India's Modi warns of 'black money' in political funding after old system scrapped by court

  • World
  • Monday, 15 Apr 2024

Indian Prime Minister Narendra Modi looks on during an event to launch the ruling Bharatiya Janata Party's (BJP) election manifesto for the general election, in New Delhi, India, April 14, 2024. REUTERS/Adnan Abidi

NEW DELHI (Reuters) - A Supreme Court decision to scrap a controversial political funding system has pushed contributions to parties towards "black money", or illegal funds, Indian Prime Minister Narendra Modi said in remarks broadcast on Monday.

India's top court in February scrapped as unconstitutional a seven-year-old election funding system through instruments called "electoral bonds" that allowed individuals and companies to make unlimited and anonymous donations to political parties.

Corporate funding of political parties is a sensitive matter in India and, while there is no suggestion that the funds from the bonds scheme were improper, opposition parties allege that Modi's Bharatiya Janata Party (BJP) used its powers to coerce funding.

In his most detailed defence of the scrapped system days before India begins voting in a general election, Modi denied the accusations and said companies had also donated to the opposition.

He said the system was more transparent than previous ones, but added that there was room for policy improvement.

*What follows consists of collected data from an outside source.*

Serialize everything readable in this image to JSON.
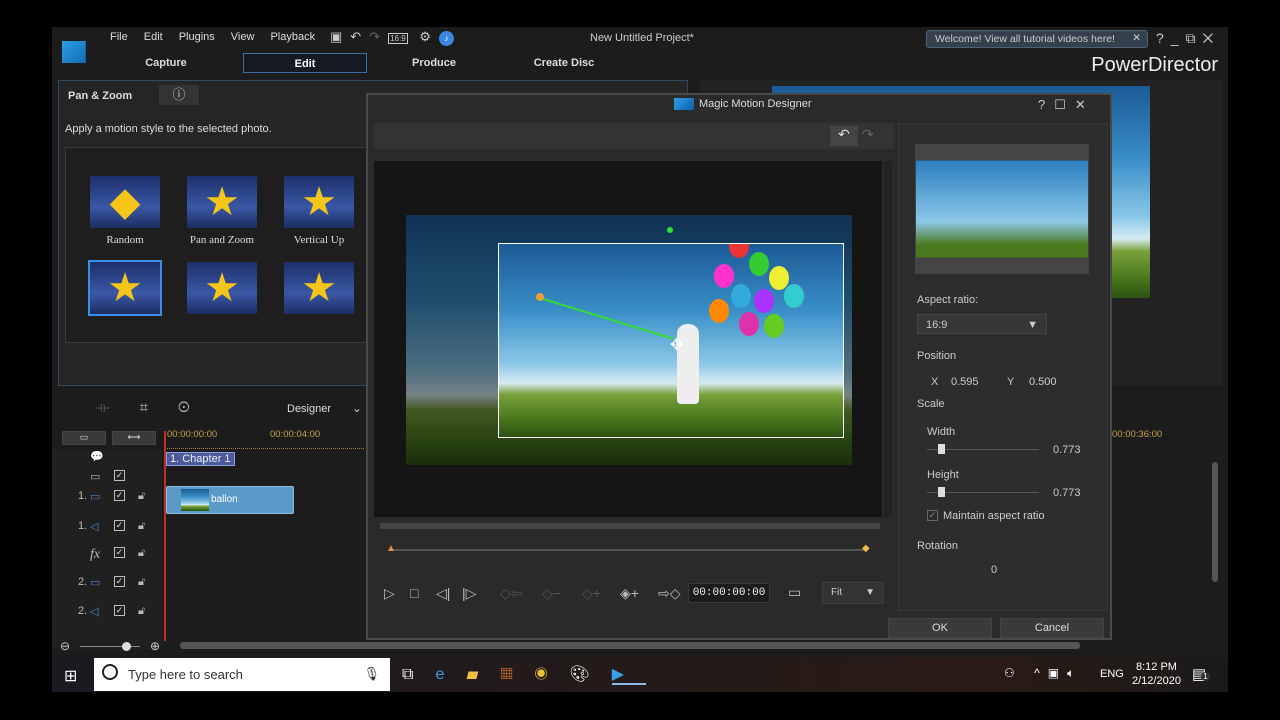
{
  "app": {
    "menu": [
      "File",
      "Edit",
      "Plugins",
      "View",
      "Playback"
    ],
    "project_title": "New Untitled Project*",
    "tutorial_tip": "Welcome! View all tutorial videos here!",
    "brand": "PowerDirector",
    "ratio": "16:9",
    "tabs": [
      {
        "label": "Capture"
      },
      {
        "label": "Edit",
        "active": true
      },
      {
        "label": "Produce"
      },
      {
        "label": "Create Disc"
      }
    ]
  },
  "panel": {
    "title": "Pan & Zoom",
    "description": "Apply a motion style to the selected photo.",
    "styles": [
      {
        "label": "Random"
      },
      {
        "label": "Pan and Zoom"
      },
      {
        "label": "Vertical Up"
      },
      {
        "label": "",
        "selected": true
      },
      {
        "label": ""
      },
      {
        "label": ""
      }
    ]
  },
  "timeline": {
    "designer_label": "Designer",
    "times": [
      "00:00:00:00",
      "00:00:04:00",
      "00:00:36:00"
    ],
    "chapter": "1. Chapter 1",
    "clip": "ballon",
    "tracks": [
      {
        "num": "1.",
        "type": "video"
      },
      {
        "num": "1.",
        "type": "audio"
      },
      {
        "num": "",
        "type": "fx",
        "label": "fx"
      },
      {
        "num": "2.",
        "type": "video"
      },
      {
        "num": "2.",
        "type": "audio"
      }
    ]
  },
  "dialog": {
    "title": "Magic Motion Designer",
    "timecode": "00:00:00:00",
    "zoom": "Fit",
    "aspect_label": "Aspect ratio:",
    "aspect_value": "16:9",
    "position_label": "Position",
    "x_label": "X",
    "x_value": "0.595",
    "y_label": "Y",
    "y_value": "0.500",
    "scale_label": "Scale",
    "width_label": "Width",
    "width_value": "0.773",
    "height_label": "Height",
    "height_value": "0.773",
    "maintain_label": "Maintain aspect ratio",
    "maintain_checked": true,
    "rotation_label": "Rotation",
    "rotation_value": "0",
    "ok": "OK",
    "cancel": "Cancel"
  },
  "taskbar": {
    "search_placeholder": "Type here to search",
    "language": "ENG",
    "time": "8:12 PM",
    "date": "2/12/2020",
    "notifications": "1"
  }
}
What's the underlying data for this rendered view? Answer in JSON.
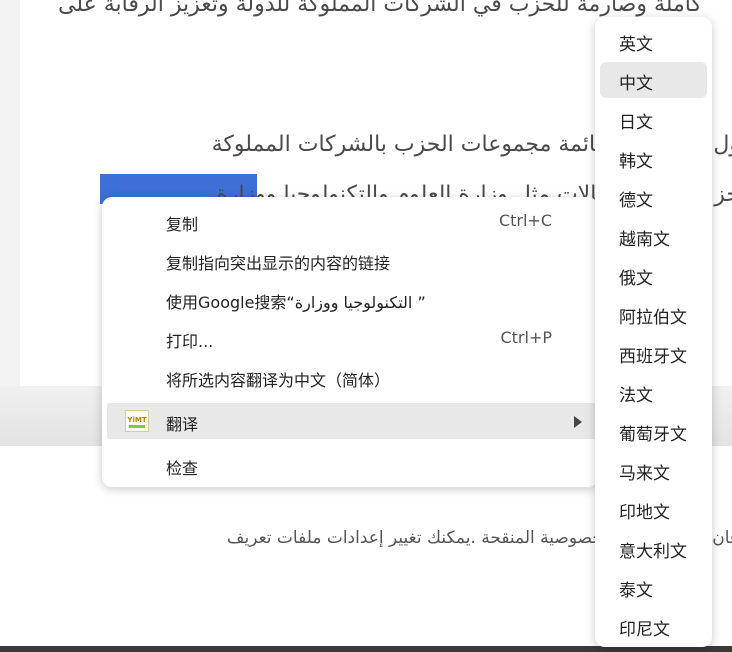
{
  "article": {
    "line1": "كاملة وصارمة للحزب في الشركات المملوكة للدولة وتعزيز الرقابة على",
    "line2": "ول . وتشمل القائمة مجموعات الحزب بالشركات المملوكة",
    "line3": "حز  عم في المجالات مثل وزارة العلوم والتكنولوجيا ووزارة"
  },
  "footer_text": "فان  ط ، وسياسة الخصوصية المنقحة .يمكنك تغيير إعدادات ملفات تعريف",
  "context_menu": {
    "copy": "复制",
    "copy_shortcut": "Ctrl+C",
    "copy_link": "复制指向突出显示的内容的链接",
    "search_google": "使用Google搜索“التكنولوجيا ووزارة ”",
    "print": "打印...",
    "print_shortcut": "Ctrl+P",
    "translate_selection": "将所选内容翻译为中文（简体）",
    "translate": "翻译",
    "translate_icon_text": "YiMT",
    "inspect": "检查"
  },
  "submenu": {
    "items": [
      "英文",
      "中文",
      "日文",
      "韩文",
      "德文",
      "越南文",
      "俄文",
      "阿拉伯文",
      "西班牙文",
      "法文",
      "葡萄牙文",
      "马来文",
      "印地文",
      "意大利文",
      "泰文",
      "印尼文"
    ],
    "highlighted": "中文"
  },
  "colors": {
    "selection": "#3d6fd6",
    "menu_highlight": "#e8e8e8"
  }
}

"In decision-making, we learn and improve. It is very possible to improve in this too. But today we have completely pushed the country towards black money," Modi said in an interview to news agency ANI, in which Reuters has a minority stake.

"And that is why I say everyone will regret it. When they will think honestly, everyone will regret it."

Data released on orders of the Supreme Court in March showed Modi's BJP was the largest beneficiary of the scrapped system.

The BJP received half of the total bonds sold worth 165 billion rupees ($1.98 billion) between January 2018 and February 2024, the data showed.

Modi also rubbished allegations that his party uses agencies such as the Enforcement Directorate (ED), India's financial crime-fighting agency, to target opposition leaders for political gains in elections.

"The country should understand that political leaders are involved in only 3% of the ED cases and 97% of cases are registered against the ones who do not belong to politics," he said. "Shouldn't we let the ED work independently when it is supposed to do so?"